On your second question, I don’t know anyone at IRD, but I can almost guarantee that none of them would know anything about mechanics of government finance/MMT (though they do have an OIA that refers to the fact that they don’t retain the tax they collect — not much but it is a start, I guess).

I’m going to come back to what I promised I would before. I have had a few chats with a guy who used to work at the front desk at NZDM (so, managing disbursements from the CSA) and he told me that any bank balances in Departmental and Crown bank accounts are swept to the CSA to avoid Westpac default risk.

This isn’t the case at all. Departmental and Crown bank accounts are on The Treasury’s balance sheet — not Westpac’s. There is no solvency risk for the government. So NZDM’s rationale for ‘sweeping’ departmental and Crown bank account balances to the CSA is completely false — which bemused Westpac’s senior manager of Government banking operations (who I had a 2hr chat with last Friday). From that — and this is the point of this particularly long and drawn out tirade — we were talking about the general lack of understanding at how settlement cash (including the banking system and, of course, government spending) operates.

You might be wondering — what’s the rationale then? Well, the RBNZ pay the OCR on overnight deposits in the CSA, so that’s it.

My point is that there’s no (broad) knowledge on how these processes work even (especially) at NZDM and RBNZ — let alone IRD.

Hopefully this is useful.

Chat soon!

Cheers, Morgan


NB:* I had asked Morgan if it was worthwhile trying to speak to IRD (New Zealand’s tax department) people to get them to change the mere wording on their website, which makes it out they are the Robin Hood heroes grabbing our Sheriff of Nottingham tax dollars in order to keep the starving government peasants going!

It’s not that they are not civil services heores, they’ve just got it the wrong way around, they’re the Sheriff of Wellington spending tax credits when they spend their salaries, which gives us peasants the scoreponts with which we can pay the tax.

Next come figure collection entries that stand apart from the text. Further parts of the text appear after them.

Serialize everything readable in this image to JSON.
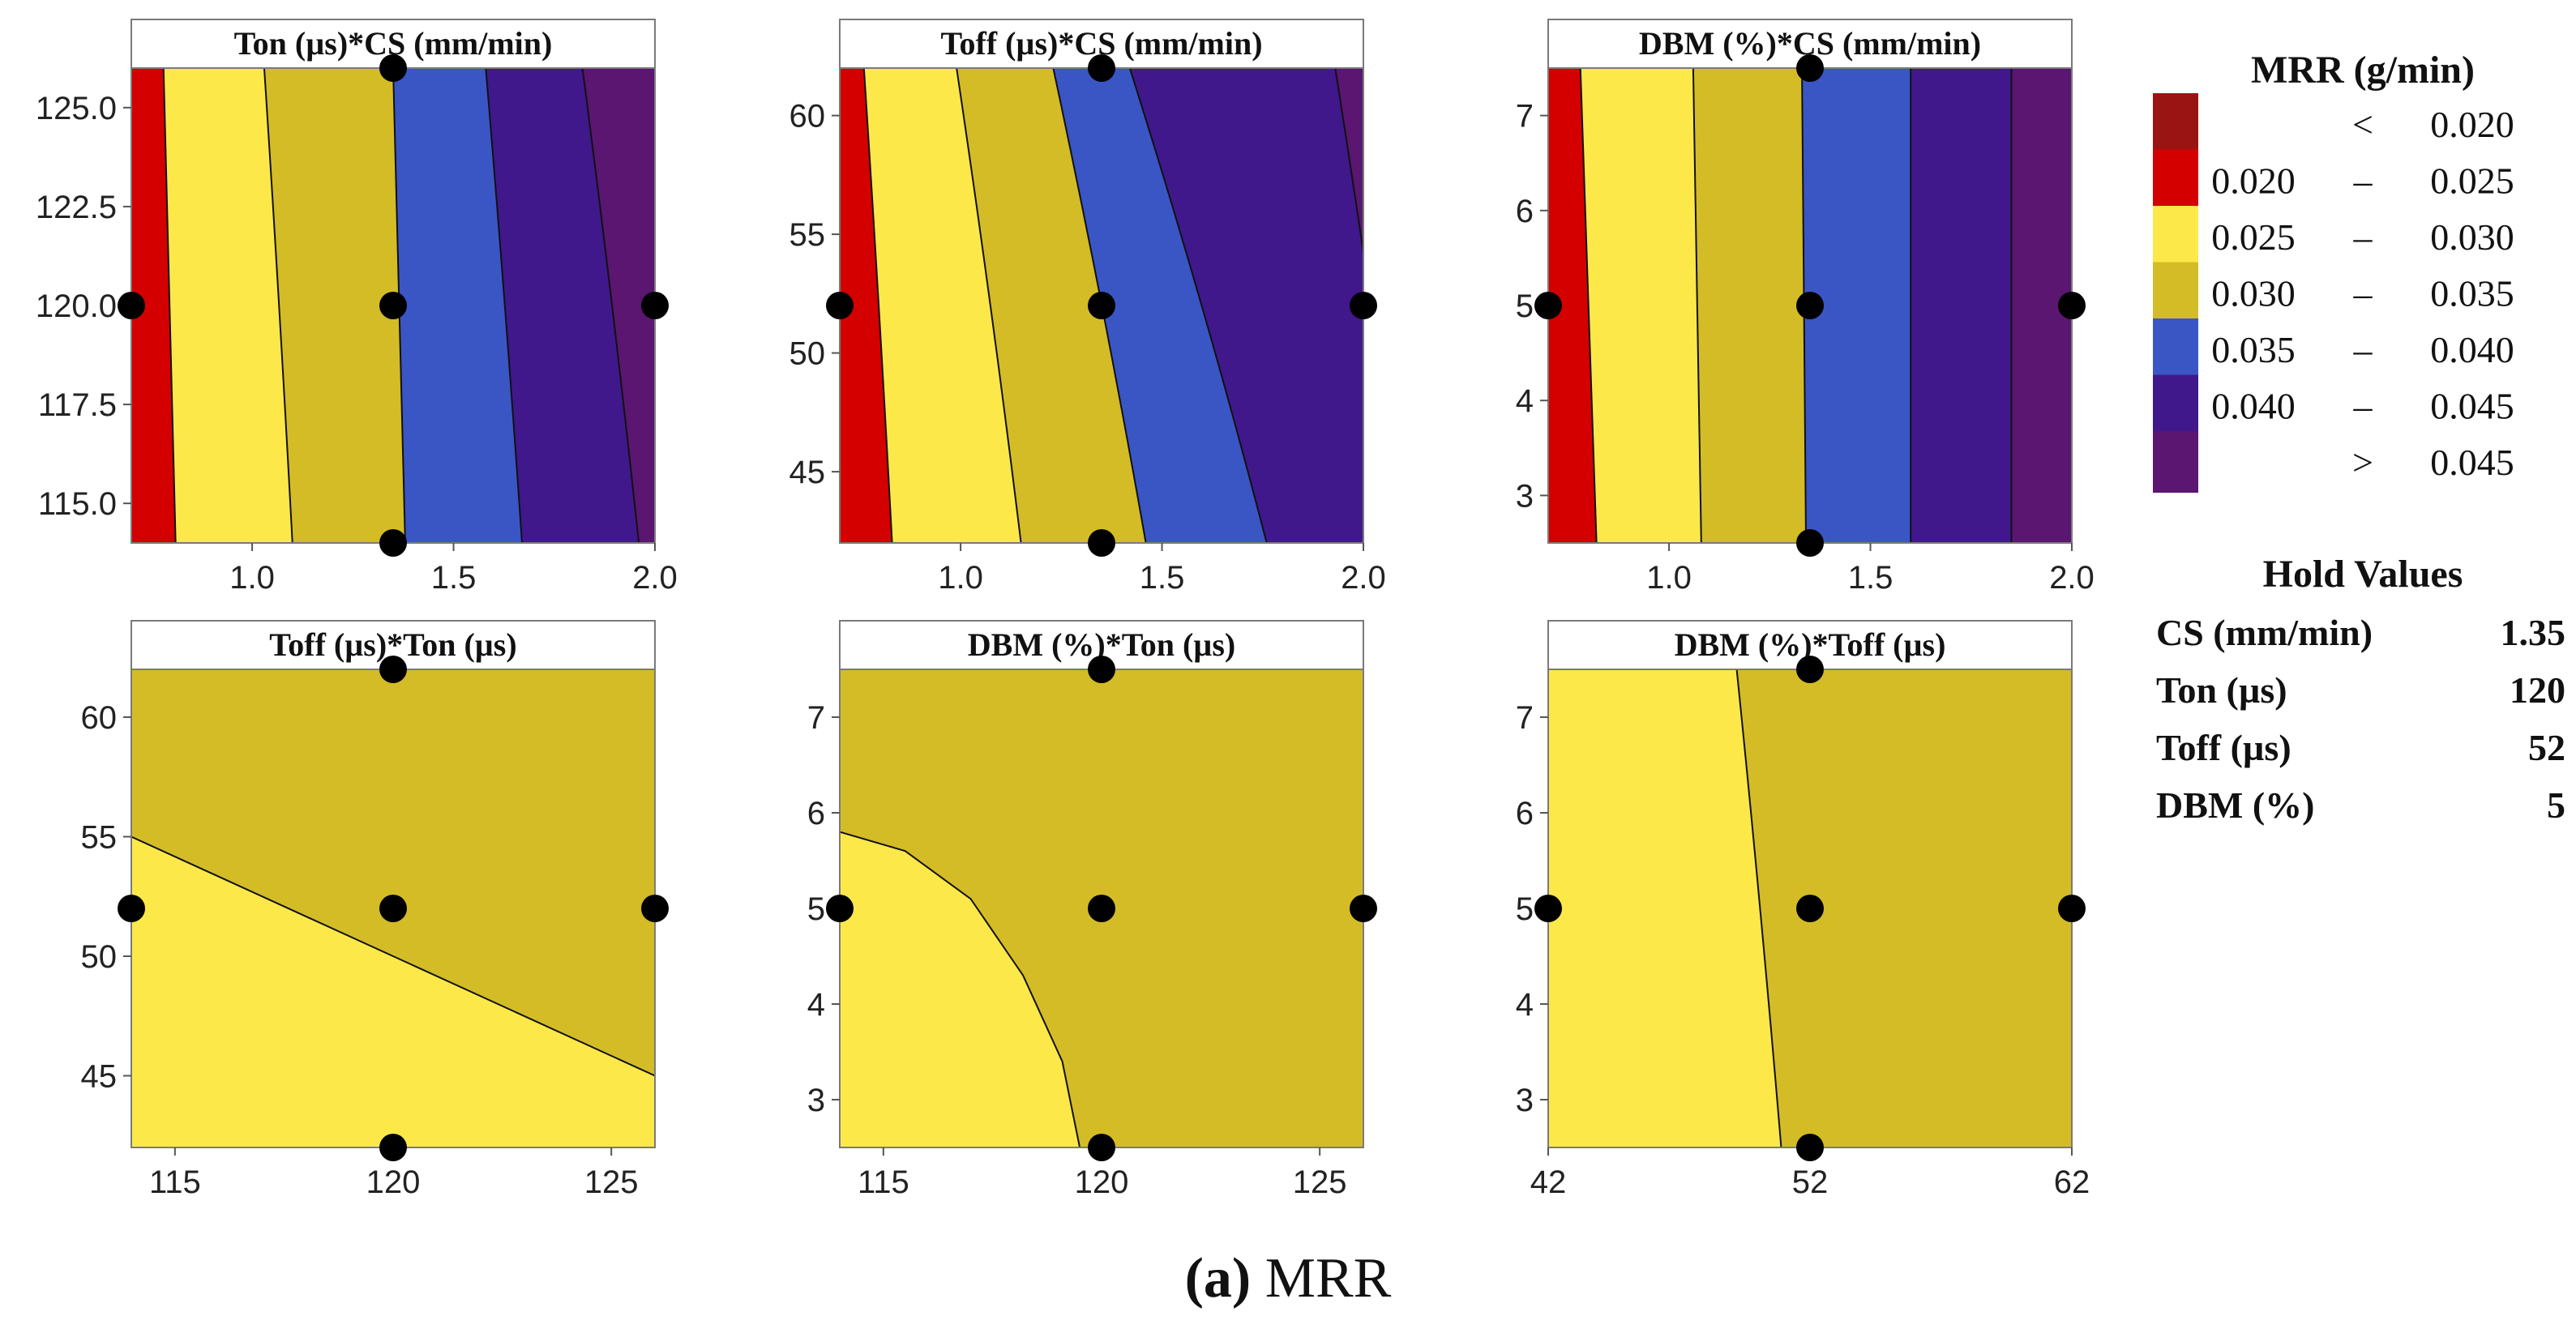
{
  "caption": {
    "letter": "(a)",
    "text": " MRR"
  },
  "legend": {
    "title": "MRR (g/min)",
    "bins": [
      {
        "min": "",
        "sep": "<",
        "max": "0.020",
        "color": "#9b1414"
      },
      {
        "min": "0.020",
        "sep": "–",
        "max": "0.025",
        "color": "#d40000"
      },
      {
        "min": "0.025",
        "sep": "–",
        "max": "0.030",
        "color": "#fde84a"
      },
      {
        "min": "0.030",
        "sep": "–",
        "max": "0.035",
        "color": "#d4bc27"
      },
      {
        "min": "0.035",
        "sep": "–",
        "max": "0.040",
        "color": "#3a56c4"
      },
      {
        "min": "0.040",
        "sep": "–",
        "max": "0.045",
        "color": "#40188c"
      },
      {
        "min": "",
        "sep": ">",
        "max": "0.045",
        "color": "#5a1670"
      }
    ]
  },
  "hold_values": {
    "title": "Hold Values",
    "rows": [
      {
        "name": "CS (mm/min)",
        "value": "1.35"
      },
      {
        "name": "Ton (µs)",
        "value": "120"
      },
      {
        "name": "Toff (µs)",
        "value": "52"
      },
      {
        "name": "DBM (%)",
        "value": "5"
      }
    ]
  },
  "chart_data": [
    {
      "type": "contour",
      "title": "Ton (µs)*CS (mm/min)",
      "x_range": [
        0.7,
        2.0
      ],
      "y_range": [
        114,
        126
      ],
      "x_ticks": [
        1.0,
        1.5,
        2.0
      ],
      "x_tick_labels": [
        "1.0",
        "1.5",
        "2.0"
      ],
      "y_ticks": [
        115.0,
        117.5,
        120.0,
        122.5,
        125.0
      ],
      "y_tick_labels": [
        "115.0",
        "117.5",
        "120.0",
        "122.5",
        "125.0"
      ],
      "base_color": "#5a1670",
      "regions": [
        {
          "color": "#40188c",
          "bottom_x": 1.96,
          "top_x": 1.82
        },
        {
          "color": "#3a56c4",
          "bottom_x": 1.67,
          "top_x": 1.58
        },
        {
          "color": "#d4bc27",
          "bottom_x": 1.38,
          "top_x": 1.35
        },
        {
          "color": "#fde84a",
          "bottom_x": 1.1,
          "top_x": 1.03
        },
        {
          "color": "#d40000",
          "bottom_x": 0.81,
          "top_x": 0.78
        },
        {
          "color": "#9b1414",
          "bottom_x": 0.7,
          "top_x": 0.7
        }
      ],
      "points": [
        [
          0.7,
          120
        ],
        [
          1.35,
          114
        ],
        [
          1.35,
          120
        ],
        [
          1.35,
          126
        ],
        [
          2.0,
          120
        ]
      ]
    },
    {
      "type": "contour",
      "title": "Toff (µs)*CS (mm/min)",
      "x_range": [
        0.7,
        2.0
      ],
      "y_range": [
        42,
        62
      ],
      "x_ticks": [
        1.0,
        1.5,
        2.0
      ],
      "x_tick_labels": [
        "1.0",
        "1.5",
        "2.0"
      ],
      "y_ticks": [
        45,
        50,
        55,
        60
      ],
      "y_tick_labels": [
        "45",
        "50",
        "55",
        "60"
      ],
      "base_color": "#5a1670",
      "regions": [
        {
          "color": "#40188c",
          "bottom_x": 2.1,
          "top_x": 1.93
        },
        {
          "color": "#3a56c4",
          "bottom_x": 1.76,
          "top_x": 1.42
        },
        {
          "color": "#d4bc27",
          "bottom_x": 1.46,
          "top_x": 1.23
        },
        {
          "color": "#fde84a",
          "bottom_x": 1.15,
          "top_x": 0.99
        },
        {
          "color": "#d40000",
          "bottom_x": 0.83,
          "top_x": 0.76
        },
        {
          "color": "#9b1414",
          "bottom_x": 0.7,
          "top_x": 0.7
        }
      ],
      "points": [
        [
          0.7,
          52
        ],
        [
          1.35,
          42
        ],
        [
          1.35,
          52
        ],
        [
          1.35,
          62
        ],
        [
          2.0,
          52
        ]
      ]
    },
    {
      "type": "contour",
      "title": "DBM (%)*CS (mm/min)",
      "x_range": [
        0.7,
        2.0
      ],
      "y_range": [
        2.5,
        7.5
      ],
      "x_ticks": [
        1.0,
        1.5,
        2.0
      ],
      "x_tick_labels": [
        "1.0",
        "1.5",
        "2.0"
      ],
      "y_ticks": [
        3,
        4,
        5,
        6,
        7
      ],
      "y_tick_labels": [
        "3",
        "4",
        "5",
        "6",
        "7"
      ],
      "base_color": "#5a1670",
      "regions": [
        {
          "color": "#40188c",
          "bottom_x": 1.85,
          "top_x": 1.85
        },
        {
          "color": "#3a56c4",
          "bottom_x": 1.6,
          "top_x": 1.6
        },
        {
          "color": "#d4bc27",
          "bottom_x": 1.34,
          "top_x": 1.33
        },
        {
          "color": "#fde84a",
          "bottom_x": 1.08,
          "top_x": 1.06
        },
        {
          "color": "#d40000",
          "bottom_x": 0.82,
          "top_x": 0.78
        },
        {
          "color": "#9b1414",
          "bottom_x": 0.7,
          "top_x": 0.7
        }
      ],
      "points": [
        [
          0.7,
          5
        ],
        [
          1.35,
          2.5
        ],
        [
          1.35,
          5
        ],
        [
          1.35,
          7.5
        ],
        [
          2.0,
          5
        ]
      ]
    },
    {
      "type": "contour",
      "title": "Toff (µs)*Ton (µs)",
      "x_range": [
        114,
        126
      ],
      "y_range": [
        42,
        62
      ],
      "x_ticks": [
        115,
        120,
        125
      ],
      "x_tick_labels": [
        "115",
        "120",
        "125"
      ],
      "y_ticks": [
        45,
        50,
        55,
        60
      ],
      "y_tick_labels": [
        "45",
        "50",
        "55",
        "60"
      ],
      "base_color": "#d4bc27",
      "regions": [],
      "boundary": [
        [
          114,
          55
        ],
        [
          126,
          45
        ]
      ],
      "boundary_fill": "#fde84a",
      "points": [
        [
          114,
          52
        ],
        [
          120,
          42
        ],
        [
          120,
          52
        ],
        [
          120,
          62
        ],
        [
          126,
          52
        ]
      ]
    },
    {
      "type": "contour",
      "title": "DBM (%)*Ton (µs)",
      "x_range": [
        114,
        126
      ],
      "y_range": [
        2.5,
        7.5
      ],
      "x_ticks": [
        115,
        120,
        125
      ],
      "x_tick_labels": [
        "115",
        "120",
        "125"
      ],
      "y_ticks": [
        3,
        4,
        5,
        6,
        7
      ],
      "y_tick_labels": [
        "3",
        "4",
        "5",
        "6",
        "7"
      ],
      "base_color": "#d4bc27",
      "regions": [],
      "boundary": [
        [
          114,
          5.8
        ],
        [
          115.5,
          5.6
        ],
        [
          117,
          5.1
        ],
        [
          118.2,
          4.3
        ],
        [
          119.1,
          3.4
        ],
        [
          119.5,
          2.5
        ]
      ],
      "boundary_fill": "#fde84a",
      "points": [
        [
          114,
          5
        ],
        [
          120,
          2.5
        ],
        [
          120,
          5
        ],
        [
          120,
          7.5
        ],
        [
          126,
          5
        ]
      ]
    },
    {
      "type": "contour",
      "title": "DBM (%)*Toff (µs)",
      "x_range": [
        42,
        62
      ],
      "y_range": [
        2.5,
        7.5
      ],
      "x_ticks": [
        42,
        52,
        62
      ],
      "x_tick_labels": [
        "42",
        "52",
        "62"
      ],
      "y_ticks": [
        3,
        4,
        5,
        6,
        7
      ],
      "y_tick_labels": [
        "3",
        "4",
        "5",
        "6",
        "7"
      ],
      "base_color": "#d4bc27",
      "regions": [
        {
          "color": "#fde84a",
          "bottom_x": 50.9,
          "top_x": 49.2
        }
      ],
      "points": [
        [
          42,
          5
        ],
        [
          52,
          2.5
        ],
        [
          52,
          5
        ],
        [
          52,
          7.5
        ],
        [
          62,
          5
        ]
      ]
    }
  ]
}
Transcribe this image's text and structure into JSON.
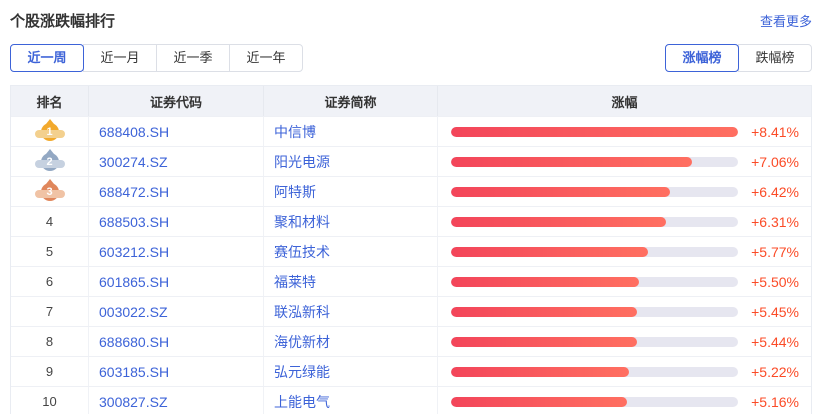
{
  "header": {
    "title": "个股涨跌幅排行",
    "more_link": "查看更多"
  },
  "tabs": [
    {
      "label": "近一周",
      "active": true
    },
    {
      "label": "近一月",
      "active": false
    },
    {
      "label": "近一季",
      "active": false
    },
    {
      "label": "近一年",
      "active": false
    }
  ],
  "toggle": [
    {
      "label": "涨幅榜",
      "active": true
    },
    {
      "label": "跌幅榜",
      "active": false
    }
  ],
  "table": {
    "headers": [
      "排名",
      "证券代码",
      "证券简称",
      "涨幅"
    ],
    "rows": [
      {
        "rank": 1,
        "medal": "gold",
        "code": "688408.SH",
        "name": "中信博",
        "change": "+8.41%",
        "value": 8.41,
        "bar_pct": 100
      },
      {
        "rank": 2,
        "medal": "silver",
        "code": "300274.SZ",
        "name": "阳光电源",
        "change": "+7.06%",
        "value": 7.06,
        "bar_pct": 84
      },
      {
        "rank": 3,
        "medal": "bronze",
        "code": "688472.SH",
        "name": "阿特斯",
        "change": "+6.42%",
        "value": 6.42,
        "bar_pct": 76.3
      },
      {
        "rank": 4,
        "medal": null,
        "code": "688503.SH",
        "name": "聚和材料",
        "change": "+6.31%",
        "value": 6.31,
        "bar_pct": 75
      },
      {
        "rank": 5,
        "medal": null,
        "code": "603212.SH",
        "name": "赛伍技术",
        "change": "+5.77%",
        "value": 5.77,
        "bar_pct": 68.6
      },
      {
        "rank": 6,
        "medal": null,
        "code": "601865.SH",
        "name": "福莱特",
        "change": "+5.50%",
        "value": 5.5,
        "bar_pct": 65.4
      },
      {
        "rank": 7,
        "medal": null,
        "code": "003022.SZ",
        "name": "联泓新科",
        "change": "+5.45%",
        "value": 5.45,
        "bar_pct": 64.8
      },
      {
        "rank": 8,
        "medal": null,
        "code": "688680.SH",
        "name": "海优新材",
        "change": "+5.44%",
        "value": 5.44,
        "bar_pct": 64.7
      },
      {
        "rank": 9,
        "medal": null,
        "code": "603185.SH",
        "name": "弘元绿能",
        "change": "+5.22%",
        "value": 5.22,
        "bar_pct": 62.1
      },
      {
        "rank": 10,
        "medal": null,
        "code": "300827.SZ",
        "name": "上能电气",
        "change": "+5.16%",
        "value": 5.16,
        "bar_pct": 61.4
      }
    ]
  },
  "colors": {
    "accent_blue": "#3d63d8",
    "up_red": "#fb4b27",
    "bar_gradient_start": "#f3455a",
    "bar_gradient_end": "#ff6f61",
    "bar_track": "#e6e6f0",
    "header_bg": "#f0f2f7",
    "medal_gold": "#f2a92d",
    "medal_silver": "#93a8c3",
    "medal_bronze": "#e0875c"
  }
}
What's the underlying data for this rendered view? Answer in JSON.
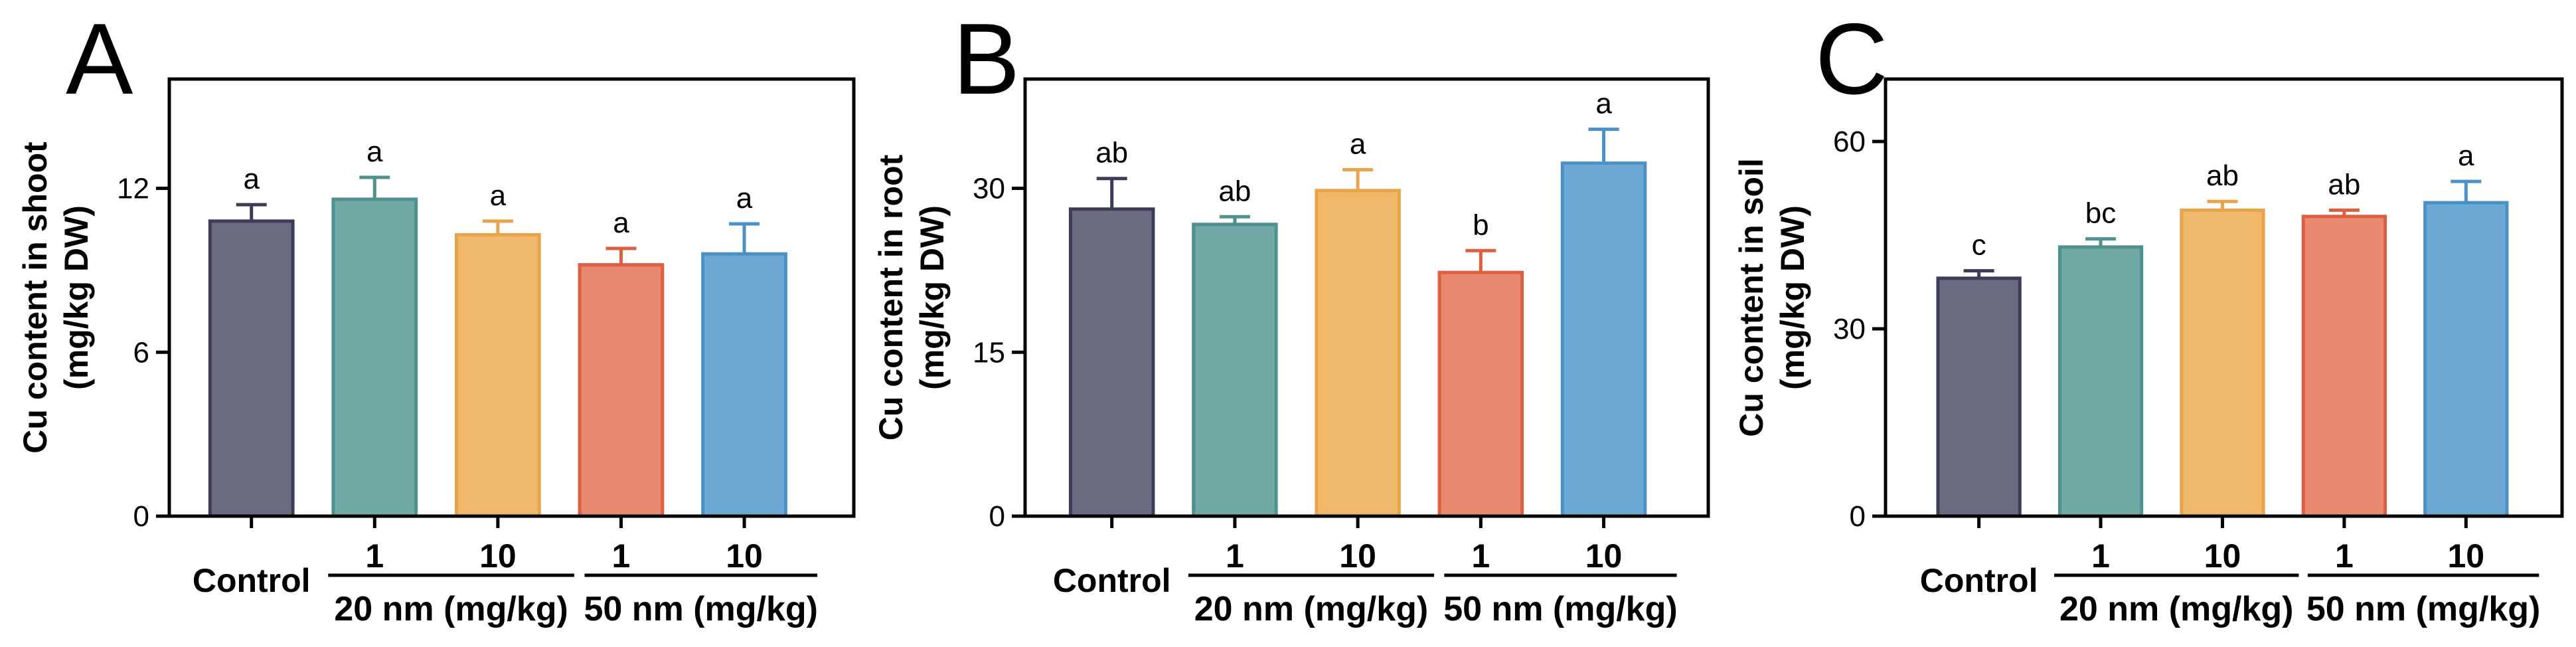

That’s all for today, just this note, but I hope it is useful to you, it was for me. Even if you lose in an ear drum bashing contest, called a “debate” with a hihgly left-brained economist nerd, you cna sleep ok at night knowing you were right, and just have no debating skills. It sucks to have no debating skills, but the upside of it could be that it means you are an empathetic person. That’s not a bad consolation prize.